The Real History Behind 'Les Miserables' Episode 2: 1819
The new Masterpiece adaptation of Les Miserables contextualizes the popular story in France's larger history. Our companion series runs down the history behind the gritty new version of Les Mis and asks how accurate each week's installment is. This week, we take a look at the second episode.
Fantine's Fall
While this episode had moments with Marius, the Thénardiers, and Valjean vs. Javert, the hour belongs to Lily Collins as Fantine. Considering the raw brutality she lives through as her world collapses, the question is, how much of that was real? The answer is, basically all of it.
At the time, there was no public education, so Fantine would almost certainly have been illiterate, and having a public scribe write her letters and read them to her would have been commonplace. Women who had children out of wedlock were considered harlots. Hence, Fantine's telling everyone her husband died. Even if that were true, however, women with children couldn't get work. Turning to prostitution was common, so much so it is remarkable that Fantine sells her good looks before she sells her body. Oh and the creepy Hair and Teeth man? Totally a real thing. The hair was sold to make dolls; the teeth for dentures for the rich.
Valjean's Saving of Fantine
The scene of Fantine's arrest, including a man throwing down her dress and Valjean's subseuent rescue of her, was based on a real incident that author Victor Hugo experienced.
For those who don't know, Hugo was tagged as a literary genius in his late teens and rose pretty high in French society during the 1830s and 40s.

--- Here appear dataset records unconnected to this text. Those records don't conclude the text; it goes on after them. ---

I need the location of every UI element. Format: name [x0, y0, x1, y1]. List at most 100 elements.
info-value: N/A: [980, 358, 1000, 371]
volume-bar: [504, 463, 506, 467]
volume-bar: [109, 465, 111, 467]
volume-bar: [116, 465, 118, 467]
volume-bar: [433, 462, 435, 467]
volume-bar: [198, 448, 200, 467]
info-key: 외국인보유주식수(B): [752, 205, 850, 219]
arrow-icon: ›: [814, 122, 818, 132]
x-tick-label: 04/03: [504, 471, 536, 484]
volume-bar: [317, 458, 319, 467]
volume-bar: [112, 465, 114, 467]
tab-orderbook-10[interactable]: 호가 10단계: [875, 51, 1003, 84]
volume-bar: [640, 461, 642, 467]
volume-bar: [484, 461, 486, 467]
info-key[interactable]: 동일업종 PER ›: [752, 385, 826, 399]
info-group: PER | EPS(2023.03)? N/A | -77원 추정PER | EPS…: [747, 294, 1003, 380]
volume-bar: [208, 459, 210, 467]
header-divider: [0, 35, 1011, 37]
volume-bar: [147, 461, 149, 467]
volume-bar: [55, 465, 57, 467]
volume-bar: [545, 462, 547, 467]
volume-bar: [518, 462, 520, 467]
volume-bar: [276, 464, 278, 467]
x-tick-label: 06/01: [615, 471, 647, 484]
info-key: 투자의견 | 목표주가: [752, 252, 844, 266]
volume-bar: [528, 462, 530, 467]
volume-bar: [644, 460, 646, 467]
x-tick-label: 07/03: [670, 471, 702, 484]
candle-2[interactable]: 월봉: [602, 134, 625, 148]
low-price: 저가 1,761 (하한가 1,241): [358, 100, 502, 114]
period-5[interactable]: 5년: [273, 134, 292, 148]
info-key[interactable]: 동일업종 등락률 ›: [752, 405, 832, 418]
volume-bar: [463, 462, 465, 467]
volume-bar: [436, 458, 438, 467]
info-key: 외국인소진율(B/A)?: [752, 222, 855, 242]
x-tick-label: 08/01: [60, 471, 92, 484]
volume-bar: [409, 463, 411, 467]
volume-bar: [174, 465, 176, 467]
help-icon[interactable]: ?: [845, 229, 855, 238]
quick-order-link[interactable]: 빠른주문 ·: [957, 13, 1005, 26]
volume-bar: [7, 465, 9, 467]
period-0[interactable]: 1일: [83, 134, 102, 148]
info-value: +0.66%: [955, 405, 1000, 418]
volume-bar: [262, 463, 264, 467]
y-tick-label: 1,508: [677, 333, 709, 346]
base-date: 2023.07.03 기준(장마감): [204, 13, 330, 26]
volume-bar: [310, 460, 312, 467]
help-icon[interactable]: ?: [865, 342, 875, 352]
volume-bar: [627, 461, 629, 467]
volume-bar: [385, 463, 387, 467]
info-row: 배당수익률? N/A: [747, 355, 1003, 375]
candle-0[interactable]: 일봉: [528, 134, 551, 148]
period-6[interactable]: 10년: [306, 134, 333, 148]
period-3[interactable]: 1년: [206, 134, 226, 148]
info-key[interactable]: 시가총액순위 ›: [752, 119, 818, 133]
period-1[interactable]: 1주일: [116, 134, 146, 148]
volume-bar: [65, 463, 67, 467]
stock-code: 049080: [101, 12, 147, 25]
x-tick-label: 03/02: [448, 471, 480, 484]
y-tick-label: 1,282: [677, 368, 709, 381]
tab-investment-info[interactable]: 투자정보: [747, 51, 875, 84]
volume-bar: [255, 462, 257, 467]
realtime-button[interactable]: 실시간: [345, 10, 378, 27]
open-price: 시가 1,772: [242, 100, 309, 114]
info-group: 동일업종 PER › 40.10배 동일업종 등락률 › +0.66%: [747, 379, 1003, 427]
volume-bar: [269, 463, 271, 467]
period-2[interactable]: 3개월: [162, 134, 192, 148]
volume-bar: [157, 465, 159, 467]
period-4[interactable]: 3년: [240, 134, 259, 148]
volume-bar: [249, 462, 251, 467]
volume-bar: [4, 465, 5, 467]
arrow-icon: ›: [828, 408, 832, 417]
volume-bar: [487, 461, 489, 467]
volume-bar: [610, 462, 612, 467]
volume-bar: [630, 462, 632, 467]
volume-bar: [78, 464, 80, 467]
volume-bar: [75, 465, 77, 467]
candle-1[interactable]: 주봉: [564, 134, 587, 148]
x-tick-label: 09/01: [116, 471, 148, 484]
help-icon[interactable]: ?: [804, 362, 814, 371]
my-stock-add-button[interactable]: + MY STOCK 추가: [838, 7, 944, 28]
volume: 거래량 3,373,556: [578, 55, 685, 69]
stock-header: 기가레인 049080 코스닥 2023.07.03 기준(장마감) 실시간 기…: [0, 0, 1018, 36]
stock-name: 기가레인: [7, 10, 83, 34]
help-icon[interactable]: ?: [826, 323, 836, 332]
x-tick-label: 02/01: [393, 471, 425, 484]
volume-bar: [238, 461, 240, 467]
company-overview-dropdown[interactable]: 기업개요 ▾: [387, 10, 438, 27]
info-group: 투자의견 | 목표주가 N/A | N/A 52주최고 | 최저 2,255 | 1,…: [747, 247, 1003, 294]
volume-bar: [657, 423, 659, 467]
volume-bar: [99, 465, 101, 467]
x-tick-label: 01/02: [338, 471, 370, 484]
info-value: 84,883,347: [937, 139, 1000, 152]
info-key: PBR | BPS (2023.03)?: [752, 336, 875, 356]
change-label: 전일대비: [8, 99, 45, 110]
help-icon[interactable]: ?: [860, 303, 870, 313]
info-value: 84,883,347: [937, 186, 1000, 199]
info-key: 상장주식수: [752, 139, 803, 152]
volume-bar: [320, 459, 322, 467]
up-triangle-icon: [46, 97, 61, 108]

According to David Bellos, who chronicled Hugo's writing of the novel, an incident of this nature happened in front of Hugo one day, in which the prostitute was harassed into attacking her middle-class tormentor. (And she too snapped when he put snow down her dress.) When the police arrived and immediately arrested her for daring to touch someone above her station. Hugo was so appalled that he attempted to intervene. The middle-class gentleman walked away, naturally; but Hugo wound up going down to the station to give testimony and get the poor woman released.
A Note on Gavroche & Éponine
Please be advised; the show isn't kidding about Gavroche's parents. That cute little street urchin from the musical, who seems to be a kid mascot to the revolutionaries? In the original novels, he's Éponine's younger brother, and the Thénardier's eldest son. The family tells him to make his way on the streets because they can't feed him, and besides, Mme Thénardier only really cares about her daughters, and her husband only cares about making money.